Framing the Church takes a nontraditional approach to the study of the hallmark of French Gothic architecture: the buttress. In a series of case studies spanning approximately five hundred years and incorporating some of Gothic France's most significant monuments, Maile S. Hutterer examines the aesthetics, social processes, and iconography of flying buttresses and buttress piers to explain how they supported the church both symbolically and structurally.

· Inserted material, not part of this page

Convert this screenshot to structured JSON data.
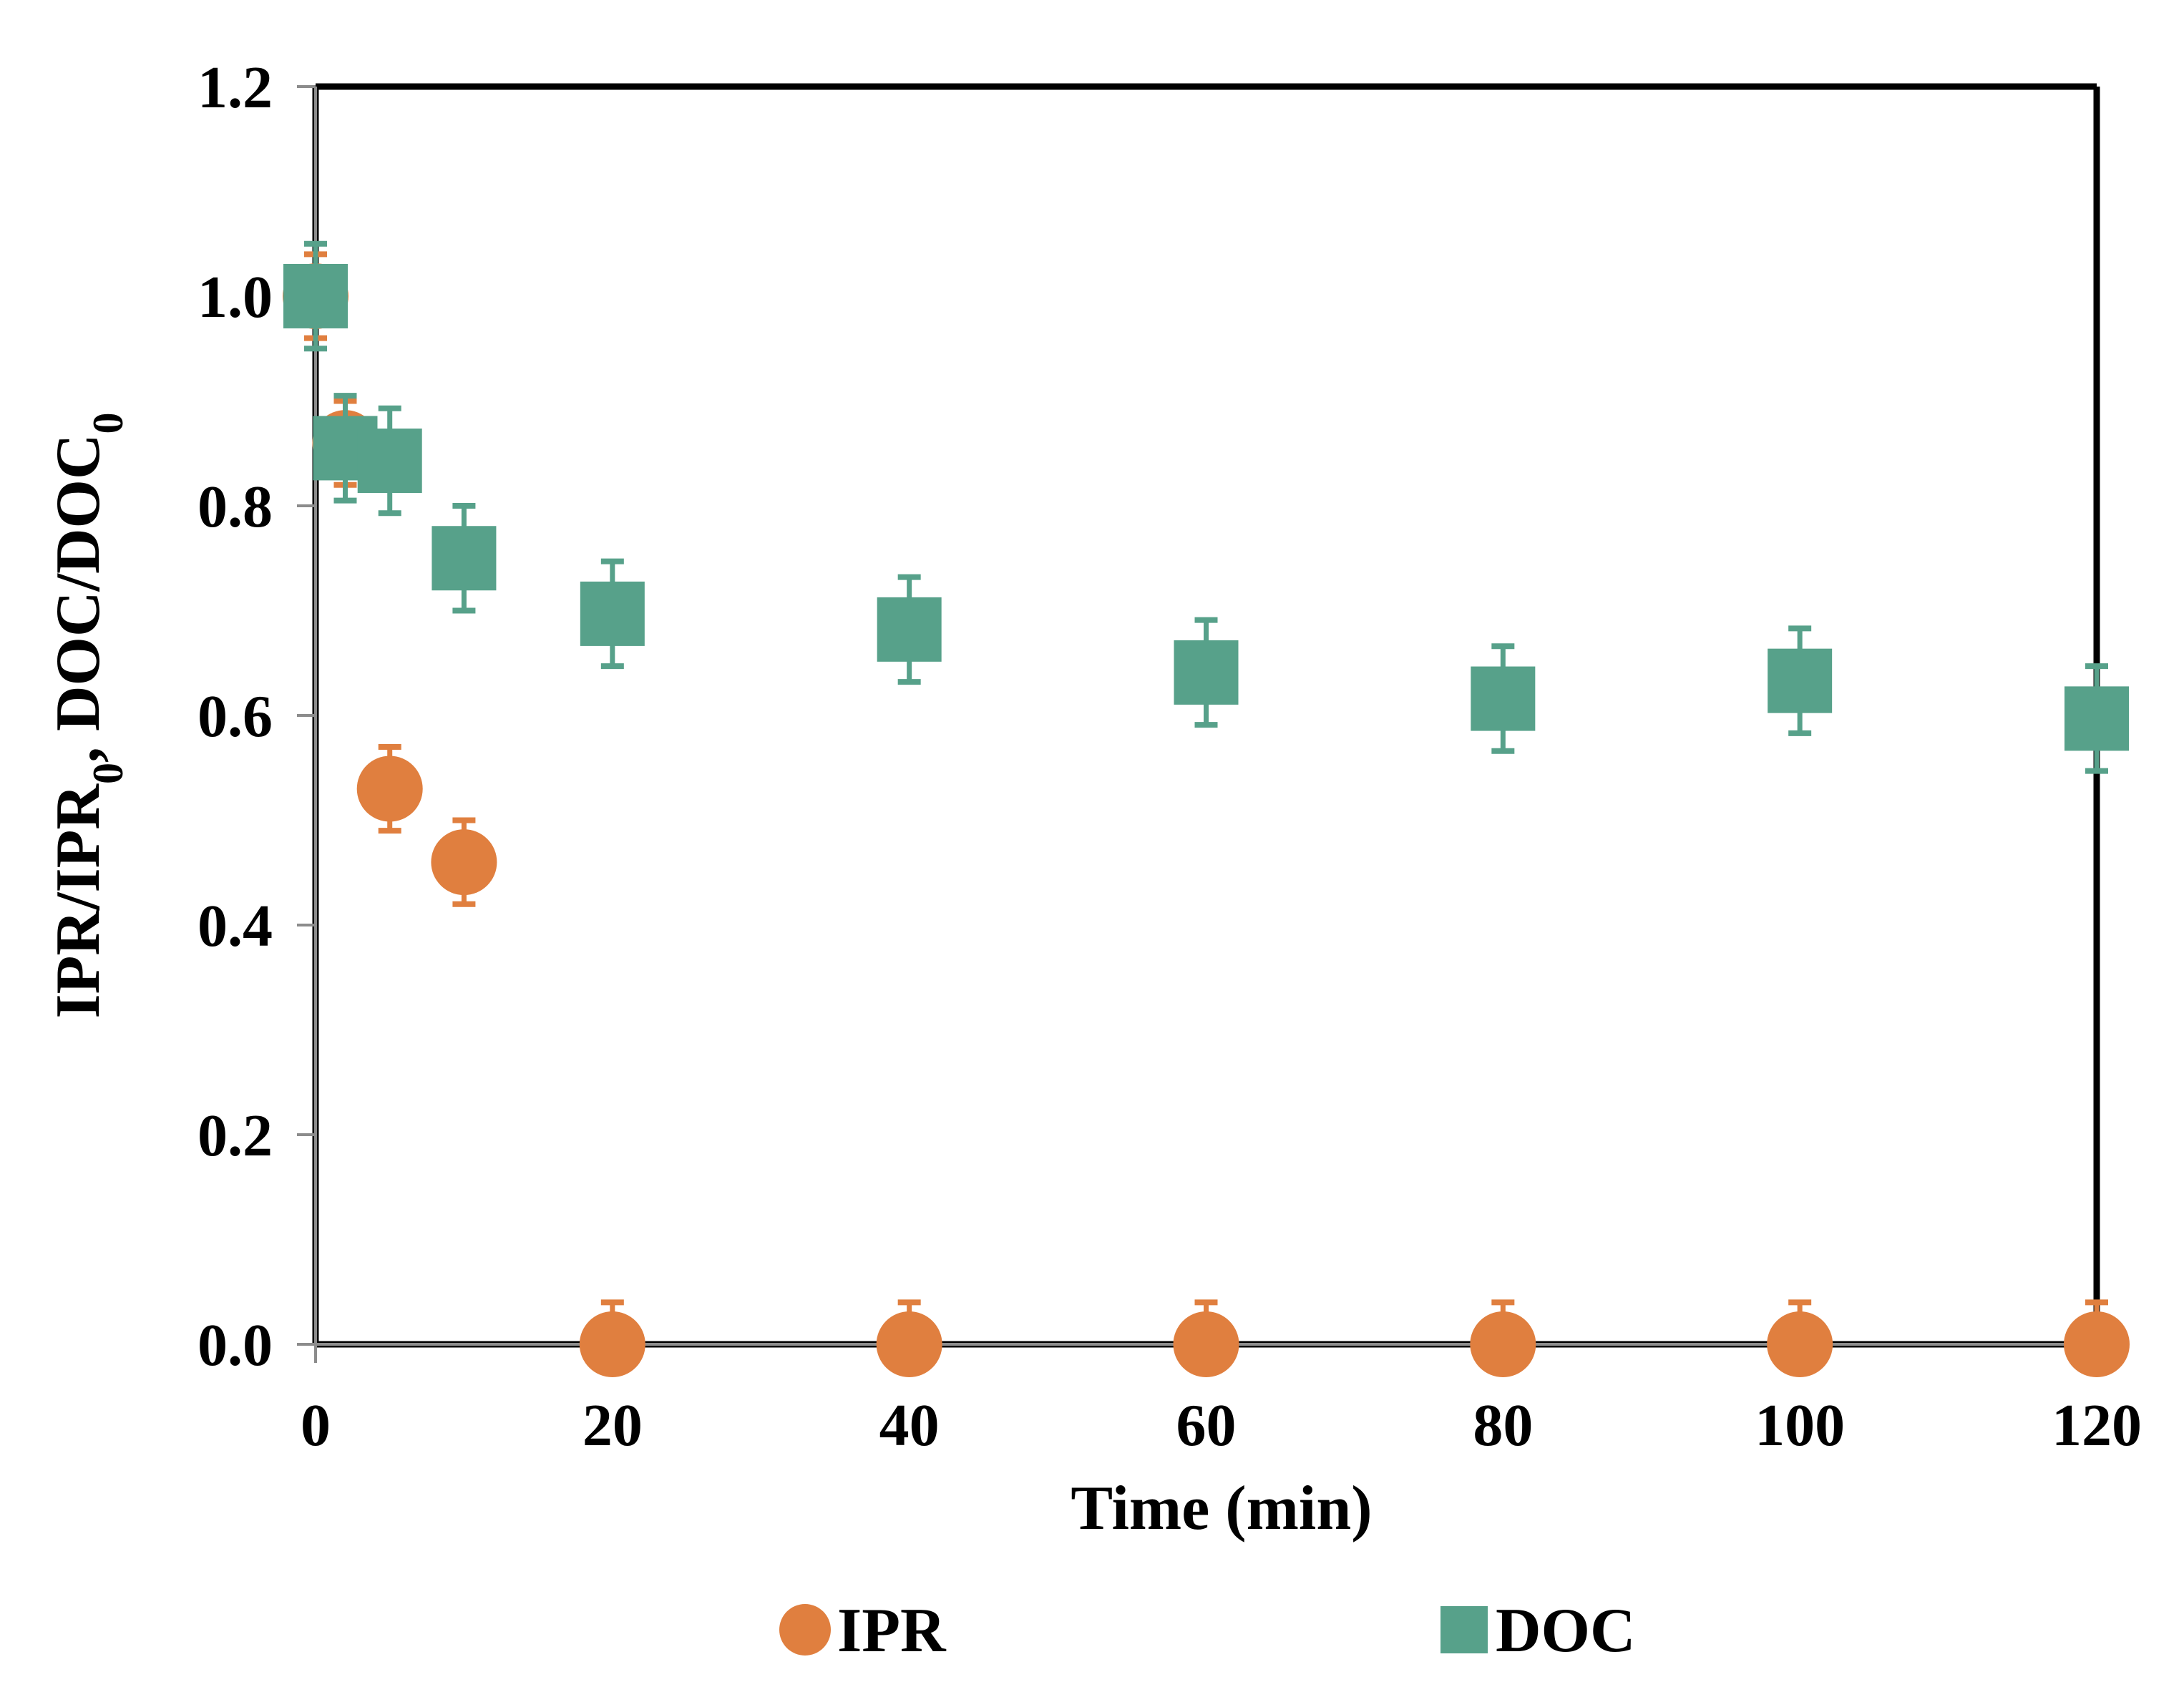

Surrounding all or part of a building with periodically spaced massive piers, the buttressing frame defines an edge that simultaneously maintains permeability, creating an intermediary space around the structure. Making extensive use of archival sources, Hutterer argues that the areas between the buttresses distinguished the consecrated, sacred ground of the church interior from its unconsecrated, nonsacred surroundings, a division that was of increasing concern to theologians in the High Middle Ages. She traces how, over the course of the twelfth and thirteenth centuries, artists and patrons increasingly associated buttressing frames with sacred places through the incorporation of sculptural programs related to theology, processions, and protection. In this way, buttressing frames mediated the interaction between visitor and building and participated in the liturgical and ritual purpose of the church's structure.
Original and persuasive, this book illuminates the buttresses' social and religious meaning for medieval viewers by introducing architectural iconography to a form that is primarily understood in terms of its structural utility. It will be welcomed by students and scholars of medieval architecture and medieval French history.